La kermesse di domenica scorsa in Arizona diventa una grande tenda dell’odio con il cappello istituzionale di J.D. Vance.

C’è un momento in cui un movimento smette di interrogarsi sul futuro e comincia a temerlo. A Phoenix, sotto le luci rosse di AmericaFest, la convention annuale di Turning Point USA, quel momento è arrivato. Non per colpa dei nemici esterni, ma per implosione interna: antisemitismo tollerato, complottismo sdoganato, odio travestito da libertà di parola.

Il palco che fino a pochi anni fa pretendeva di rappresentare il “nuovo conservatorismo americano” oggi assomiglia più a una zona franca morale, dove tutto è ammesso purché utile, e nulla è escluso purché applaudito. Qui non si discute più se un’idea sia vera o giusta, ma se porti voti, engagement, follower.

Il discorso del vicepresidente JD Vance è stato rivelatore. “Combatterò al fianco di tutti voi, ognuno”, ha detto.

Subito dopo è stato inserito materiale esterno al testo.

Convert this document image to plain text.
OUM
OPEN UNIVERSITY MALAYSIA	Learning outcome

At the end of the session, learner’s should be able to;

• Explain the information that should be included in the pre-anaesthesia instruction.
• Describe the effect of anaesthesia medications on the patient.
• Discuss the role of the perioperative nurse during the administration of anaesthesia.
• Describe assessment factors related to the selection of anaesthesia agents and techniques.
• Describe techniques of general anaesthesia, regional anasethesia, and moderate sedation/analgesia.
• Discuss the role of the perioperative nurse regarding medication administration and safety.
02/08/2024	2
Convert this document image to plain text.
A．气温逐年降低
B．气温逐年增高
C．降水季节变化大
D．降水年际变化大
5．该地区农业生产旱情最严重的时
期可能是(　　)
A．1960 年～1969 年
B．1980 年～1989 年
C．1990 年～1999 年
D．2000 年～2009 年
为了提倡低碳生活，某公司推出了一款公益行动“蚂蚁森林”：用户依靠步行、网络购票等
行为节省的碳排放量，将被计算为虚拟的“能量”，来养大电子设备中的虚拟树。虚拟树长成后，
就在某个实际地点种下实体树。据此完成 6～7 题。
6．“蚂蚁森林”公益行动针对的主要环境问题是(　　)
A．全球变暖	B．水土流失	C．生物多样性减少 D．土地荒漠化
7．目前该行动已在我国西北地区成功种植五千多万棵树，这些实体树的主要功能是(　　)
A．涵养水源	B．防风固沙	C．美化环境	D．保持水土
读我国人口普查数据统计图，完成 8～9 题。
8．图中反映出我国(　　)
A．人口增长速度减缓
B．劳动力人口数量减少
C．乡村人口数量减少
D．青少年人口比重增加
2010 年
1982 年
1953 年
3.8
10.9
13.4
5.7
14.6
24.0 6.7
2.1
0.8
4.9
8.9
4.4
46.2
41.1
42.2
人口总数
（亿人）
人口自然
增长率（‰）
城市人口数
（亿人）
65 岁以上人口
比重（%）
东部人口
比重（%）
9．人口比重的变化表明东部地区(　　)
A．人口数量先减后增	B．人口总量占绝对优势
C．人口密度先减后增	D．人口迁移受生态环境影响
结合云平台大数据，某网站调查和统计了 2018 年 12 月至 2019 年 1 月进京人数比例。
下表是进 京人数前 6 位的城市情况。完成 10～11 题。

Non una parola sulle linee invalicabili, non una distinzione tra dissenso e odio, tra pluralismo e tossicità ideologica. La grande tenda evocata da Vance non è inclusiva: è indifferente. E l’indifferenza, in politica, è sempre una scelta morale.

Un anno fa, questa stessa platea si stringeva attorno alla figura carismatica di Charlie Kirk, giovane e aggressivo, ma ancora capace di tenere insieme una narrazione. La sua morte violenta ha fatto il resto: non ha prodotto lutto, ma mitologia, non memoria, ma sospetto. Le teorie del complotto hanno trovato terreno fertile proprio dove si proclamava la difesa della verità.

Il risultato è sotto gli occhi di tutti. Ben Shapiro che lancia l’allarme contro l’antisemitismo crescente; Candace Owensche lo alimenta; Tucker Carlson che offre microfoni “neutri” a negazionisti dell’Olocausto come Nick Fuentes; e una platea che applaude, fischia, si divide. Non è più una coalizione: è una rissa ideologica permanente.

Turning Point USA non è più un laboratorio politico: è un amplificatore di pulsioni. Non forma coscienze, ma addestra risentimenti. Non educa al pensiero critico, ma alla semplificazione paranoica. E quando qualcuno, come Vivek Ramaswamy, osa dire che l’America non è proprietà ereditaria di una razza o di un “patrimonio”, viene trattato come un corpo estraneo.

Il problema non è la destra americana. Il problema è questa destra. Una destra che ha smesso di credere nella responsabilità della parola, nella distinzione tra fede e fanatismo, tra identità e idolatria. Una destra che invoca Dio, la nazione e il cristianesimo mentre legittima l’insulto etnico, la derisione razziale, la disumanizzazione dell’altro.

A Phoenix, nel dicembre 2025, Turning Point USA ha mostrato il suo punto di rottura. Non tra moderati ed estremisti, ma tra chi pensa che la politica abbia ancora bisogno di limiti morali e chi ritiene che l’unico limite sia perdere.

Quando la “libertà di parola” diventa l’alibi per non dire mai una parola di condanna, non è più libertà. È codardia elevata a strategia.

E da lì, la deriva non è un rischio futuro. È già cominciata.